Digital optimisation – ‘some airlines get it, while some still don’t’

17 June, 2020

Technology will play an increasingly important role in supporting the recovery of the travel and transport industries following the Covid-19 pandemic. Whether that is facilitating a touchless journey through enhanced digitalisation techniques and biometrics to taking advantage of artificial intelligence to deliver efficiencies, technology will be at the heart of most future developments.

Over the previous decade many already started along the path to digital optimisation, but still investments and sentiment to change have varied significantly between businesses. Looking at the case of airlines some understand the value of experimentation and digital optimisation, while some still don't.

"It seems like you are either 'in' on the new data-driven movement or you still have a traditional approach to ecommerce and marketing," explains Iztok Franko, a strategic digital marketing and ecommerce consultant for global airline and travel brands.

His company, Diggintravel, has just published the 2020 edition of its Airline Digital Optimization Survey. Now in its third year the benchmark of digital optimisation in the airline industry, charting the evolution of this ecommerce discipline at 49 airlines (up from 38 in the previous 2019 edition).

It provides some intriguing insights into the state and development of digital optimisation for the airline industry - seven airlines are defined as leaders, 23 visionaries, four as challengers, but 15 are described laggards. What is most interesting is that there is no clear difference between LCCs and FSCs, albeit LCCs are more likely to be leaders and FSCs laggards.

Visionaries are the largest group, and positively have a "clearer understanding of the potential and importance of CRO and digital optimisation," says the report. All 23 airlines in this group claimed to have a deep knowledge about conversion optimisation (e.g. CRO, UX, analytics, content and copywriting) and more than half (12 airlines) stated they even have advanced CRO knowledge (UX excellence, advanced analytics, conversion centred design) or better. In fact, 91% of the visionaries follow a digital optimisation process, 70% claim it is documented and structured, while 65% say they have a budget for conversion optimisation.

In the leaders category, five of the seven airlines are LCCs, while five of the seven are defined as large airlines (the two others are medium-sized). It's not a coincidence that big airlines dominate this group as the resources and expertise needed to build a CRO-centric organisation can be an issue for smaller airlines. However, the report notes that digital optimisation should not solely be the domain of the biggest airlines.
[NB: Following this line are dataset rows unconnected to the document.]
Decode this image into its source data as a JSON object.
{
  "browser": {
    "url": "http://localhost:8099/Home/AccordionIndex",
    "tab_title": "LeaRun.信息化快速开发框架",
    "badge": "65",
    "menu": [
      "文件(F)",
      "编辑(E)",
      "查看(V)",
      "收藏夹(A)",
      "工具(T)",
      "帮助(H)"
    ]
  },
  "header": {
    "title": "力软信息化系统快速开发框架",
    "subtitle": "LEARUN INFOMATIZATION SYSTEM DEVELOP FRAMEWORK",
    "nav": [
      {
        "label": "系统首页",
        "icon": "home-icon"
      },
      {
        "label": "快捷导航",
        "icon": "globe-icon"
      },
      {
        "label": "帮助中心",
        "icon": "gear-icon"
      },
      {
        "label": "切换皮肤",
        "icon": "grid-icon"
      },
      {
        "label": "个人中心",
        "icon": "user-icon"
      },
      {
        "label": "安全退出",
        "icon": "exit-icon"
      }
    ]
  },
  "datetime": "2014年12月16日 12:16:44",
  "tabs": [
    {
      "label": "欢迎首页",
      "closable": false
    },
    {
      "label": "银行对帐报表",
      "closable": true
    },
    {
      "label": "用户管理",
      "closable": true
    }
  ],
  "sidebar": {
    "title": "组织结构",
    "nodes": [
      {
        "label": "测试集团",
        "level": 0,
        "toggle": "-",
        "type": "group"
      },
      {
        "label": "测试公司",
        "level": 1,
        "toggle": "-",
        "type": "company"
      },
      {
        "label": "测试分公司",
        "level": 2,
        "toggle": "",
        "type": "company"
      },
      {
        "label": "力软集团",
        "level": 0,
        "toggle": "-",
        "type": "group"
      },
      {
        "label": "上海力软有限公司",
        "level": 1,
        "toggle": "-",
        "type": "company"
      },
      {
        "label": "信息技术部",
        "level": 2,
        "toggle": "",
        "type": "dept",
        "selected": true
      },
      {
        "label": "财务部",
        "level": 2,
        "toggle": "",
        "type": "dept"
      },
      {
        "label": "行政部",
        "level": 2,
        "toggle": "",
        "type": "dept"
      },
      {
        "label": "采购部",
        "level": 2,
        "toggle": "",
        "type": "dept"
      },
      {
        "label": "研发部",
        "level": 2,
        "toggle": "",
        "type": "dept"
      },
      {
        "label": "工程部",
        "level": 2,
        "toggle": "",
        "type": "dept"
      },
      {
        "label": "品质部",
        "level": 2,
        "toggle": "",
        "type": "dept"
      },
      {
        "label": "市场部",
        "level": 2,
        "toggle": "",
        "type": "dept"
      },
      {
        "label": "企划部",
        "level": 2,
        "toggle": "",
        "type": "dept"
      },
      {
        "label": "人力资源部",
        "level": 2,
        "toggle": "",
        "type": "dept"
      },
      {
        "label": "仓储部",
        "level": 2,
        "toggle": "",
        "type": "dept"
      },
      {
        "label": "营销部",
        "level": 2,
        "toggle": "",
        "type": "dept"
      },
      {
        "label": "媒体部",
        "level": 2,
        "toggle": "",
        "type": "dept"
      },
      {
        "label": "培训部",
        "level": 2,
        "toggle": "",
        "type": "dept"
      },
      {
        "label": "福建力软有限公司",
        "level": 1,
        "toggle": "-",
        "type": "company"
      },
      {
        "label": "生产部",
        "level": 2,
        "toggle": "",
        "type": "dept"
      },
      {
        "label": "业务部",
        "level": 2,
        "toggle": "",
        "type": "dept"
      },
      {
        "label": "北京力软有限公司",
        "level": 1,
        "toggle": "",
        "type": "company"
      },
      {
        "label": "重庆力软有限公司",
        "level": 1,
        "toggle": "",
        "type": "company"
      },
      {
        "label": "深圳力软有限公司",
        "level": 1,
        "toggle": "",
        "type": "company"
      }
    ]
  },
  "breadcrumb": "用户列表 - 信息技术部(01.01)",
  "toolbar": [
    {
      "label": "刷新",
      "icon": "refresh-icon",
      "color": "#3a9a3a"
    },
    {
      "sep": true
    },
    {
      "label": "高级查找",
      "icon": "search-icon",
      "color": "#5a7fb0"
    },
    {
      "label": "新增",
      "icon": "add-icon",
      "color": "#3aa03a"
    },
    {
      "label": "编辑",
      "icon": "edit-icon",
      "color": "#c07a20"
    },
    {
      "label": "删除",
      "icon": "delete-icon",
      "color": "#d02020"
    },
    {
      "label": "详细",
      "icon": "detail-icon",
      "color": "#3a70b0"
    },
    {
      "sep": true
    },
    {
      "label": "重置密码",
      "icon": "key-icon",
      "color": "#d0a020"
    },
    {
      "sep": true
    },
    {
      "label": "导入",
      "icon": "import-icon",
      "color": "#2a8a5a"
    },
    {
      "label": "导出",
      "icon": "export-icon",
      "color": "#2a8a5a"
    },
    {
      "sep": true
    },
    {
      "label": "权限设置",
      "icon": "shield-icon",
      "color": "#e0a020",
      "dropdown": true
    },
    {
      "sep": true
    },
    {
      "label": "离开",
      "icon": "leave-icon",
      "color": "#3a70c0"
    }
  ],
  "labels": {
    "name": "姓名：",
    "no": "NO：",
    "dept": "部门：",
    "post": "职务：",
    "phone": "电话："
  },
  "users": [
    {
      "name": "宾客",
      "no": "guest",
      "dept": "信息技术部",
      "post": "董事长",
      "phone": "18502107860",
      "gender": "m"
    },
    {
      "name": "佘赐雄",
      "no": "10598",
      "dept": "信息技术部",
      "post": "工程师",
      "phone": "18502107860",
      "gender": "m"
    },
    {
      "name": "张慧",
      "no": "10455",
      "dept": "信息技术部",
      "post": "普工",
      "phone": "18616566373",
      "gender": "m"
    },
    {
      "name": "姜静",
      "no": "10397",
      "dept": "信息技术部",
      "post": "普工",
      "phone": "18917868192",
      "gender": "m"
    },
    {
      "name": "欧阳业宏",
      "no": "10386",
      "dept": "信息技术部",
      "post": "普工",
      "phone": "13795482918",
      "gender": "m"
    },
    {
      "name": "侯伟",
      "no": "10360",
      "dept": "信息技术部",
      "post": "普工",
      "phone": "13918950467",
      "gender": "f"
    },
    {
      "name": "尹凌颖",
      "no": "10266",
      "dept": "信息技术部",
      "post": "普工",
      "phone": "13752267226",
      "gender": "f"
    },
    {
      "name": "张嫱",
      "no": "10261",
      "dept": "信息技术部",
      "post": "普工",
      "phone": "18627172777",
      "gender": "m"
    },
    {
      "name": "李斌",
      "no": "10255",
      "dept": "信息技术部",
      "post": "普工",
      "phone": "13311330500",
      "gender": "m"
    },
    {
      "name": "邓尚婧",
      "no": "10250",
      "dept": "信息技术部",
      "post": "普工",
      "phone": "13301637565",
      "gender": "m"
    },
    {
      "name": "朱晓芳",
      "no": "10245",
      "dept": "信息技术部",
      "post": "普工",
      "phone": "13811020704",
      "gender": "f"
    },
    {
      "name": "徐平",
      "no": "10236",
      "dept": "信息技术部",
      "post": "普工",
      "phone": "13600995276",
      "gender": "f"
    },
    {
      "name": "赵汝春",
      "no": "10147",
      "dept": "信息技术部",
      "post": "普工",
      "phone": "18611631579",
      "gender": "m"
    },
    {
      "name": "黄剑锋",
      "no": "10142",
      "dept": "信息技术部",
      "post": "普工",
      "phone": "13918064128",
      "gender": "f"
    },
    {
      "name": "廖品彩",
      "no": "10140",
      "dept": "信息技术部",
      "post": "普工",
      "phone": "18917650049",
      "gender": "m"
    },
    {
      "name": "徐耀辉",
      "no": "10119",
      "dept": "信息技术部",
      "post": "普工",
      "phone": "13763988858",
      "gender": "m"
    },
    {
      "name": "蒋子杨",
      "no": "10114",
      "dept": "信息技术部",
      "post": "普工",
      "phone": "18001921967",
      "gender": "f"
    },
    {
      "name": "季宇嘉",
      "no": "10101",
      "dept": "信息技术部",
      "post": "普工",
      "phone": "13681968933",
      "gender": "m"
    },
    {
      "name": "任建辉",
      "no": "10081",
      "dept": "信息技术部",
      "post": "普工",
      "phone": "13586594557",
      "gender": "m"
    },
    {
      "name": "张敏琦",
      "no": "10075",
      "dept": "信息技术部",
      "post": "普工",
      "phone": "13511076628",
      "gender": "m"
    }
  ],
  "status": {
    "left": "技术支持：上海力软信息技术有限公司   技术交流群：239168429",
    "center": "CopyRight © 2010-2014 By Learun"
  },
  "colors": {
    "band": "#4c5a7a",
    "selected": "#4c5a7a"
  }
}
"Even leaders can take the next step, since digital optimisation and CRO is about constant learning and growth. While CRO Leaders are the best among airlines, there is still a gap compared to the travel industry experimentation elite like Airbnb, Uber, Booking.com, Skyscanner or eDreams," says the report.

The real challenge for this group is how to do experimentation on an even larger scale and catch up with the travel elite. "Leaders need to "democratise" experimentation and work on decentralised organisation to support experimentation and innovation on a large scale," the report adds.

Interestingly, comparing this year's responses with those from 2019 there hasn't been any significant improvements in recognition of digital optimisation and experimentation. But, the Covid-19 pandemic has clearly brought the importance of digital optimisation to the surface. "If you didn't recognise the value of experimentation and digital optimisation before, you will have to do so now," says the report's author Mr Franko.

While many strongly believe airlines will finally need to change and adapt a scientific, data-driven approach, not only for ecommerce and marketing but for the overall business, right now it may not be top of boardroom agendas as many continue to fight for their survival in a market set to see depressed demand for an unknown period.

The road and return to profitability for airlines will be extremely hard, acknowledges the report. But, with data-driven approaches said to be up to six times more profitable there may be no better time to make the change. It is Mr Franko's view that the Covid-19 public health crisis will "bring smaller airline digital teams, but there is an opportunity to come out better. Less specialisation, more better-skilled, all-round digital marketers".